Do You Trust Online Stores, Internet Vendors With Your Social Security Number?
The requirement to issue 1099s stems from the Health Care Reform Law, and it will require your business to supply a Tax ID number to anyone from whom you buy over $600 in goods or services. For a sole proprietorship, the owner’s social security number is the business’ tax ID number. This will undoubtedly translate into a loss of sales for many freelancers and small businesses who operate on the internet. It will also impact many home based businesses.
As a small business owner, I have no problem working with other small businesses on the net right now because the transaction is straightforward: I request the service or goods, then I pay them either with my credit card, which has fraud protection, or via Paypal. For all I know, they’re not even in this country–even if they say they are.
What if I have to give out my Tax ID number?
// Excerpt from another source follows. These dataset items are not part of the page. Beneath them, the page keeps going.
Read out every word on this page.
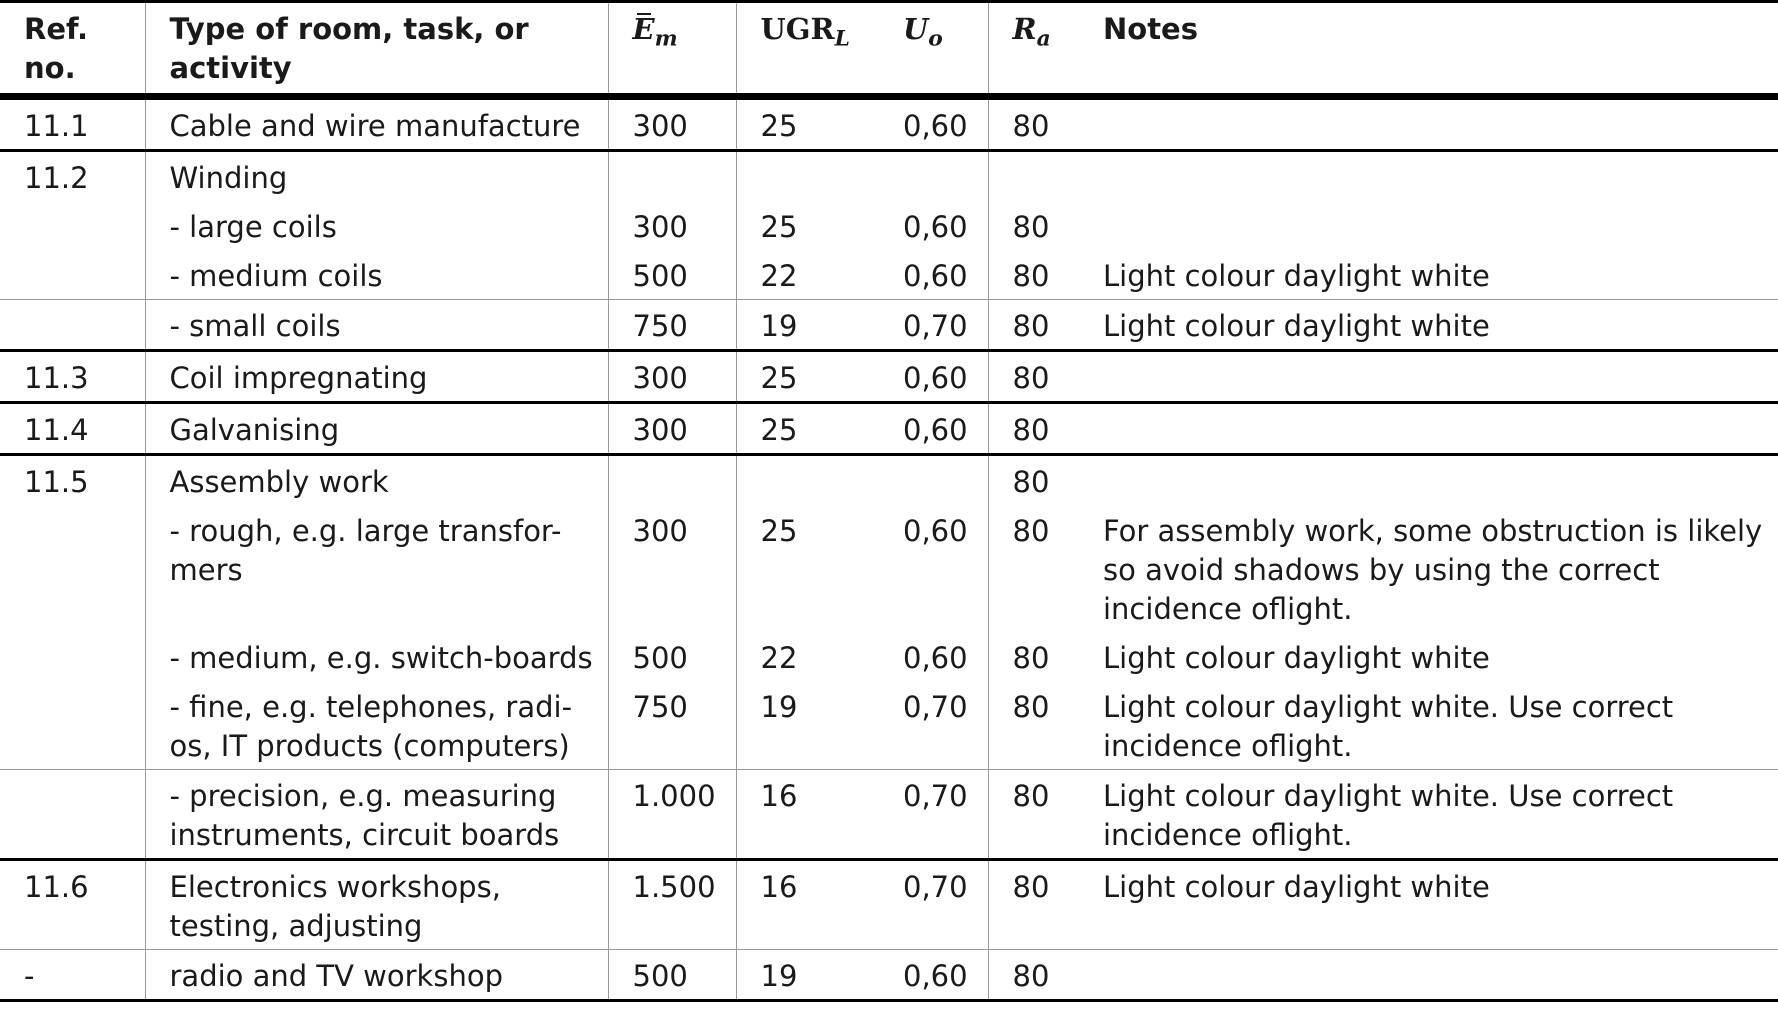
Ref. no.	Type of room, task, or activity	$E_m$	$UGR_L$	$U_o$	$R_a$	Notes
11.1	Cable and wire manufacture	300	25	0,60	80	
11.2	Winding					
	- large coils	300	25	0,60	80	
	- medium coils	500	22	0,60	80	Light colour daylight white
	- small coils	750	19	0,70	80	Light colour daylight white
11.3	Coil impregnating	300	25	0,60	80	
11.4	Galvanising	300	25	0,60	80	
11.5	Assembly work				80	
	- rough, e.g. large transfor-mers	300	25	0,60	80	For assembly work, some obstruction is likely so avoid shadows by using the correct incidence oflight.
	- medium, e.g. switch-boards	500	22	0,60	80	Light colour daylight white
	- fine, e.g. telephones, radi-os, IT products (computers)	750	19	0,70	80	Light colour daylight white. Use correct incidence oflight.
	- precision, e.g. measuring instruments, circuit boards	1.000	16	0,70	80	Light colour daylight white. Use correct incidence oflight.
11.6	Electronics workshops, testing, adjusting	1.500	16	0,70	80	Light colour daylight white
-	radio and TV workshop	500	19	0,60	80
The pool of people that I would be willing to trust will shrink dramatically. I will most likely stay within my local geographical area for my vendors.
If I choose to do business with anyone on the internet, I may do personal background checks on the owners of the businesses to make sure that they have no prior criminal records.
My brick and mortar business is highly regulated and monitored by federal regulators. I will not take any risk that my identification may be misused and jeopardize my main source of income. The rest is an act of faith that the business owners are ethical.
How many other small businesses owners will also feel the way I do?
Large corporations can easily absorb the cost of the paperwork and the exposure to multiple fraudulent transactions. A small business may never recover from one large loss. Trust and familiarity will become even more important now when doing business.
Aside from the tax ID situation stemming from the 1099 requirement, another source of lost business for freelancers and home based business will be the decisions by other small business owners to restrict the number of vendors that they buy from in order to stay below 250 qualified vendors.
When a business has to issue more than 250 1099s, they are required to file them electronically with the IRS on top of mailing out paper 1099s. Most small business will avoid this expense and hassle by limiting the number of vendors they use in any given year.